GravityPull
Member
You are making the assumption that Tesla will firstly serve the US market, then Norway and what's left over with regard to demand is pushed elsewhere. However that doesn't add up. Firstly in any given quarter the order of production is EU first, the US because all EU cars are in transit for at least a month. So how can Tesla know when to stop the EU production and concentrate on US to exactly fill demand? The only practical alternative is that Tesla is prioritizing markets leaving a pre-determined portion to be picked up by specific regions and then moves a certain percentage around based on changing conditions (i.e. Denmark changing subsidy at end of year required a pull of cars there dropping some others back). They know that any end of quarter push at the very end will get shipped closer and closer to home finally with only factory deliveries in the end. They can easily prioritize as they know the US demand is robust.

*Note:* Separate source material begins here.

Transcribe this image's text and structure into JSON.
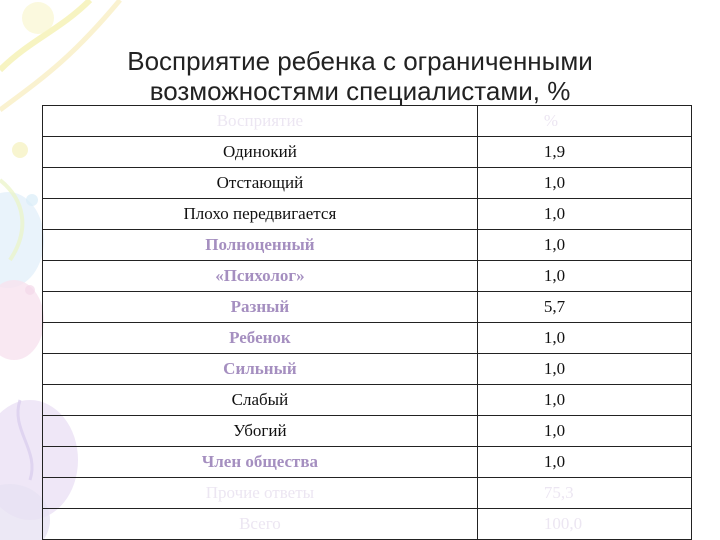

Now the reason the US numbers have leveled out or started to slowly drop while total production increases is that Tesla wants to really get a global presence. They ship cars further and further out expanding markets etc. Norway in March is the only fluke I see though Elon did promise last year that Norway would get some true love in Q1 and Q2 due to them being so revolutionary in policy and acceptance. So basically Elon remembers those who supported the company well. He wants to make Norway a PR case, a country where Teslas make up 10% of total sales and will probably soon make up even more. This is a true big PR case for EVs and can be sold globally. It's definitely worth sending 500-1000 more cars to Norway at cost of US deliveries.

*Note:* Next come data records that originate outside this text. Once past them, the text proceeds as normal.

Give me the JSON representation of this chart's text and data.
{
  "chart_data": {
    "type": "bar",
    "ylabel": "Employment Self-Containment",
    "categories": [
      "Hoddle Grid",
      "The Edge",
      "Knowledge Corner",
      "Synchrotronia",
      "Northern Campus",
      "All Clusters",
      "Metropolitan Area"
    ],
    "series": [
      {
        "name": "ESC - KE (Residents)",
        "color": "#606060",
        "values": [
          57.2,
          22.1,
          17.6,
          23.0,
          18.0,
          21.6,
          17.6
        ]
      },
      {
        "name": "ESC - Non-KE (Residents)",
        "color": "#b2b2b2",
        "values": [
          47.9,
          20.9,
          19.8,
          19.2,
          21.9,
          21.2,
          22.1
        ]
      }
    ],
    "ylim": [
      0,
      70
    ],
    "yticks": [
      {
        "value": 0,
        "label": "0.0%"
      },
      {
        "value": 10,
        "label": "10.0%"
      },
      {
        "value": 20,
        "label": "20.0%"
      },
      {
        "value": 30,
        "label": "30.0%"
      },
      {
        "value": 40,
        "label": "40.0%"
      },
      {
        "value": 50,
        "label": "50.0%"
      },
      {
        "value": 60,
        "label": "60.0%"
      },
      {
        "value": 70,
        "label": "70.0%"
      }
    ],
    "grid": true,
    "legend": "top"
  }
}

Now when Tesla expands production rapidly to 8k, 10k, 13k cars a quarter and the US numbers remain ~4k, THEN I will start to think there may be a level there. But at 6-7k it just means that Elon's keeping the US level at 4k and getting EU to the other 4k. It'll become even tougher with China and others being added that probably also want 4k or more per quarter. So in fact we may very well see the whole year with limited US production just because Tesla needs to send cars also to EU and Asia in respectable numbers to feed in the market and create the exponential growth effect for the future by cars driving around. Also it's kind of hard to facilitate major supercharger expansion in EU without cars in EU, hence draining US production in favor of EU one is indeed a logical thing to do as local cars explain better the financing of the network.
Hi Mario
i always enjoy your comments.
When US deliveries drop shouldn't the time on the Waiting List increase?